Juncker-Vorstoß Heftiger Streit um Euro für alle EU-Länder

Straßburg/Berlin · Der Euro für Rumänien und Bulgarien? Ein Vorstoß von EU-Chef Juncker mischt den deutschen Wahlkampf auf. Profitieren die Euro-Skeptiker?

(dpa/SZ) Der Euro für alle und ein Europa ohne Grenzen: Kurz vor der Bundestagswahl hat Kommissionspräsident Jean-Claude Juncker mit brisanten Vorschlägen die Debatte über die Zukunft der EU angeheizt. In Deutschland stieß er damit bei FDP, AfD, CSU und Linken auf teils heftigen Widerspruch. Juncker präsentierte im Straßburger Europaparlament in seiner jährlichen Rede zur Lage der Union seine Vision für die EU bis 2025.Vor allem der Vorschlag zur Ausweitung der Euro- und der Schengenzone ohne Grenzkontrollen auf relativ neue EU-Mitglieder wie Rumänien, Bulgarien und Kroatien könnte Streit auslösen. Juncker schlug vor, ärmeren Mitgliedern der EU mit Hilfen aus einem neuen Finanztopf rasch den Weg in den Euro zu ebnen. Davon profitieren könnten neben Bulgarien, Kroatien und Rumänien auch Polen, Tschechien und Ungarn.  Juncker schlug in diesem Zusammenhang vor, den Europäische Stabilitätsmechanismus ESM schrittweise zu einem Europäischen Währungsfonds auszubauen und  plädierte für einen europäischen „Wirtschafts- und Finanzminister“.

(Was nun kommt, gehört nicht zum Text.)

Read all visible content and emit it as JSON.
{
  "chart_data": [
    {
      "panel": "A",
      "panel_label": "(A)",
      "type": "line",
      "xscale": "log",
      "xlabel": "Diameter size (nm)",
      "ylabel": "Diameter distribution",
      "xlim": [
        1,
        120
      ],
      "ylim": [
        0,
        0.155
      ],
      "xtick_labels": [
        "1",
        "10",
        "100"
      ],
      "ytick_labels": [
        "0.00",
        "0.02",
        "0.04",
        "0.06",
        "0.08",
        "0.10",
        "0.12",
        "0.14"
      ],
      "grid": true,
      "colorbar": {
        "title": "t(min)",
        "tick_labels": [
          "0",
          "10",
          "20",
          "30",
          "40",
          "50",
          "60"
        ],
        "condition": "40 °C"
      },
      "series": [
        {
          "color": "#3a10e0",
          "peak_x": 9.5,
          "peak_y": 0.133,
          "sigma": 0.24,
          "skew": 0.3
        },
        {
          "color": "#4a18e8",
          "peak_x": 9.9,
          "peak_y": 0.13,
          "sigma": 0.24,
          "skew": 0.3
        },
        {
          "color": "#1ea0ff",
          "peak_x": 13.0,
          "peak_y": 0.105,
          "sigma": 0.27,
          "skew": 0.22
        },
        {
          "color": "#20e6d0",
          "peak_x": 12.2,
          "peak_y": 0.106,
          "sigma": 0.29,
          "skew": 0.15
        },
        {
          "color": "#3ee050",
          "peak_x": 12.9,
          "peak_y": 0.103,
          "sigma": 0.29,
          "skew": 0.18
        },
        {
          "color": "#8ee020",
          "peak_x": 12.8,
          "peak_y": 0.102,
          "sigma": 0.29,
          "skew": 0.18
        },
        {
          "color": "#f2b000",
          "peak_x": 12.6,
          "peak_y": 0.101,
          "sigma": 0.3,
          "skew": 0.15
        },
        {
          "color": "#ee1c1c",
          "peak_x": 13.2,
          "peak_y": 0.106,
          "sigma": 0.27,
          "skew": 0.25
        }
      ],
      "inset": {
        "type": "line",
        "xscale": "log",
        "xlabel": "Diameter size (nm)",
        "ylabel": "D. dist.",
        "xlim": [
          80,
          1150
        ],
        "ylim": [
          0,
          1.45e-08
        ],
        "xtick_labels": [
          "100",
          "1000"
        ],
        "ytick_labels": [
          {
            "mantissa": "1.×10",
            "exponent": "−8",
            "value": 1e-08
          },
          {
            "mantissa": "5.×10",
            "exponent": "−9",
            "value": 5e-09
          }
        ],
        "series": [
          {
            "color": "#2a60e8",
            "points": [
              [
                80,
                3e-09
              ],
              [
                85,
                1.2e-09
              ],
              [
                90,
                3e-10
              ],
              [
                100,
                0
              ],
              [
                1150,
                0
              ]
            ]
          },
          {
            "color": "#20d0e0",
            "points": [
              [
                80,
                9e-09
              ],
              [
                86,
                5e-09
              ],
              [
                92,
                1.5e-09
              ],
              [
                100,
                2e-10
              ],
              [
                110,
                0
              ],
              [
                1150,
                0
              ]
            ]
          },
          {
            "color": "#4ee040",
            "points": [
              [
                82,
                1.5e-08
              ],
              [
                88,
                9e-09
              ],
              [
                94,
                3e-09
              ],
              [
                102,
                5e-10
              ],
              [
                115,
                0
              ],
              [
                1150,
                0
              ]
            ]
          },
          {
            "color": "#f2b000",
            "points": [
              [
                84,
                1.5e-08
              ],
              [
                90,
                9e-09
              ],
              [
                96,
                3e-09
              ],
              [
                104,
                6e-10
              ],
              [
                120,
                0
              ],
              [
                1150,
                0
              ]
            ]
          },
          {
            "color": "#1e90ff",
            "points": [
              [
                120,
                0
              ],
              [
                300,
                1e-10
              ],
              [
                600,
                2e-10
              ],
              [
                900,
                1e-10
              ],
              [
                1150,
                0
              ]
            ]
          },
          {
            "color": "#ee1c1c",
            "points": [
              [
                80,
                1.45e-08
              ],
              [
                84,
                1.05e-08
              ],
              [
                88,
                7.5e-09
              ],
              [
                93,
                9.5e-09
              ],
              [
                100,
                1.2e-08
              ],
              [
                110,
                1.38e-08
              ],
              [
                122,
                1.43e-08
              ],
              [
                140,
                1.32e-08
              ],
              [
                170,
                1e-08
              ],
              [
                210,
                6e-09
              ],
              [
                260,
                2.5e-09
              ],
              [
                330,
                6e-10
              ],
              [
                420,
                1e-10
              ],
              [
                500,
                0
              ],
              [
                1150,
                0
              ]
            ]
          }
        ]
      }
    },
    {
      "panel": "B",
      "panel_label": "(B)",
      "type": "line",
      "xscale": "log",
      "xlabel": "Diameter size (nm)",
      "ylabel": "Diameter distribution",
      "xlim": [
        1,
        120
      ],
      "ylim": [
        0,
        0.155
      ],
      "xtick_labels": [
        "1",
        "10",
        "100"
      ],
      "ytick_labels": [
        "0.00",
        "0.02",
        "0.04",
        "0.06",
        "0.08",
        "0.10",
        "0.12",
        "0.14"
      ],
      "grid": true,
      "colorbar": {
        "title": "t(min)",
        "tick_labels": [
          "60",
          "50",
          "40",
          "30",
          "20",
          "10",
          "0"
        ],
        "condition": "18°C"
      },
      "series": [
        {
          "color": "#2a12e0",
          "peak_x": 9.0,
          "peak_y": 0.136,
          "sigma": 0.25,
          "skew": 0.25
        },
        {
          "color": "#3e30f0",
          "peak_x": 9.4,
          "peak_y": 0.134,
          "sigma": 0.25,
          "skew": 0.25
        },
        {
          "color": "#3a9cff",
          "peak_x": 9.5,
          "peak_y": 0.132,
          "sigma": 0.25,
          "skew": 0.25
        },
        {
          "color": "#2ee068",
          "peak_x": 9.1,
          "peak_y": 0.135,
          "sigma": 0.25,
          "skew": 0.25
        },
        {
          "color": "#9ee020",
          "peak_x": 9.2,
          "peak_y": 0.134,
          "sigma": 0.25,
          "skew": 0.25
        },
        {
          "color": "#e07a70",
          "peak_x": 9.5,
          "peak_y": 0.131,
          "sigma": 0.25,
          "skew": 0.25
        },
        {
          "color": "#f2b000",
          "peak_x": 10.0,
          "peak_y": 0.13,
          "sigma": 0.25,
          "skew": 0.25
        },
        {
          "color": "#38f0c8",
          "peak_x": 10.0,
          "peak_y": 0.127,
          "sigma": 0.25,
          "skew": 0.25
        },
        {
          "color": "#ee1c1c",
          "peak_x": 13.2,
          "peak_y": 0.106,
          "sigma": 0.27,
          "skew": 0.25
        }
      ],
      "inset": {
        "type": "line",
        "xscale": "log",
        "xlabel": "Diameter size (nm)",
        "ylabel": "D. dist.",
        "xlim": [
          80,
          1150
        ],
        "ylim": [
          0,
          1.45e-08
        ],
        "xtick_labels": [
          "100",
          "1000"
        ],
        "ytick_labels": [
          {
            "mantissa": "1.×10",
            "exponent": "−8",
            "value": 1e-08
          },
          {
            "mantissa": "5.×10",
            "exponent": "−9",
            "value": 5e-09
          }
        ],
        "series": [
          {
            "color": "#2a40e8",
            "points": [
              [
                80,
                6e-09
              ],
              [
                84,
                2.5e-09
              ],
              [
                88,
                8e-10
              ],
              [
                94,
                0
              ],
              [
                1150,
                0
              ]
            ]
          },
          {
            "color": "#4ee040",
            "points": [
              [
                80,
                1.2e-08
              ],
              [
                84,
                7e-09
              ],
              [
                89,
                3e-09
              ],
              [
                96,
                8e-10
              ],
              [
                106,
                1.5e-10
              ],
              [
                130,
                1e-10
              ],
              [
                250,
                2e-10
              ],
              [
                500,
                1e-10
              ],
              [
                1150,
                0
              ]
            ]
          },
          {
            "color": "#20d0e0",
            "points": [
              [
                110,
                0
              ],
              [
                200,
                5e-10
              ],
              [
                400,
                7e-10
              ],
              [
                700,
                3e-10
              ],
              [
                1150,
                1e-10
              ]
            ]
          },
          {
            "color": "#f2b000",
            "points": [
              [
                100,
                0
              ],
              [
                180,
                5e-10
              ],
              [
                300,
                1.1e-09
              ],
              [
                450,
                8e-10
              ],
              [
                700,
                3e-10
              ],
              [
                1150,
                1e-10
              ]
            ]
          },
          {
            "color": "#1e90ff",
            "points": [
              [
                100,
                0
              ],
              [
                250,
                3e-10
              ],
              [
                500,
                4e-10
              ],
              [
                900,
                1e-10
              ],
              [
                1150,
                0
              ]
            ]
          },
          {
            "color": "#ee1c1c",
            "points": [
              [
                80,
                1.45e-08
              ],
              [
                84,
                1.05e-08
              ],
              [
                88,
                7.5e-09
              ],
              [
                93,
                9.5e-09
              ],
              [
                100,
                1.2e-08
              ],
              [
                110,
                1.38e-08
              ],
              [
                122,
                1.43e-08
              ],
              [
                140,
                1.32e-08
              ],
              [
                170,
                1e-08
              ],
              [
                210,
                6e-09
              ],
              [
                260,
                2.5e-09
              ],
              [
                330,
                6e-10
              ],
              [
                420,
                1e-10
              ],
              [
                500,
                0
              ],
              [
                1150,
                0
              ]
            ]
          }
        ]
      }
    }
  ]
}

Der Euro-Vorstoß erntete von den Wahlkämpfern in Berlin sehr unterschiedliche Reaktionen. Bayerns Finanzminister Markus Söder (CSU) sagte der Zeitung „Die Welt“: „Das ist der falsche Vorschlag zur falschen Zeit.“ Eine Übernahme des Euro für Bulgarien und Rumänien sei absurd.

FDP-Chef Christian Lindner warf Juncker vor, er verkenne die Lage in den Mitgliedsstaaten der Währungsunion. „Noch immer fehlen die wirkliche Durchsetzung der Schuldenregeln und eine Insolvenzordnung.“ Linke-Spitzenkandidatin Sahra Wagenknecht kritisierte den Vorstoß scharf: „Juncker scheint von allen guten Geistern verlassen zu sein.“ Bereits jetzt zerstöre die Währungsunion in vielen Ländern Industrie und Arbeitsplätze, während sie in Deutschland eine Bedrohung für Sparkonten und Lebensversicherungen sei. AfD-Spitzenkandidatin Alice Weidel argumentierte ähnlich und erklärte, der EU-Kommissionspräsident demonstriere „erneut den völligen Realitätsverlust der Brüsseler EU-Funktionäre.“ In den südeuropäischen Ländern blockiere der Euro Wachstum und schaffe Massenarbeitslosigkeit.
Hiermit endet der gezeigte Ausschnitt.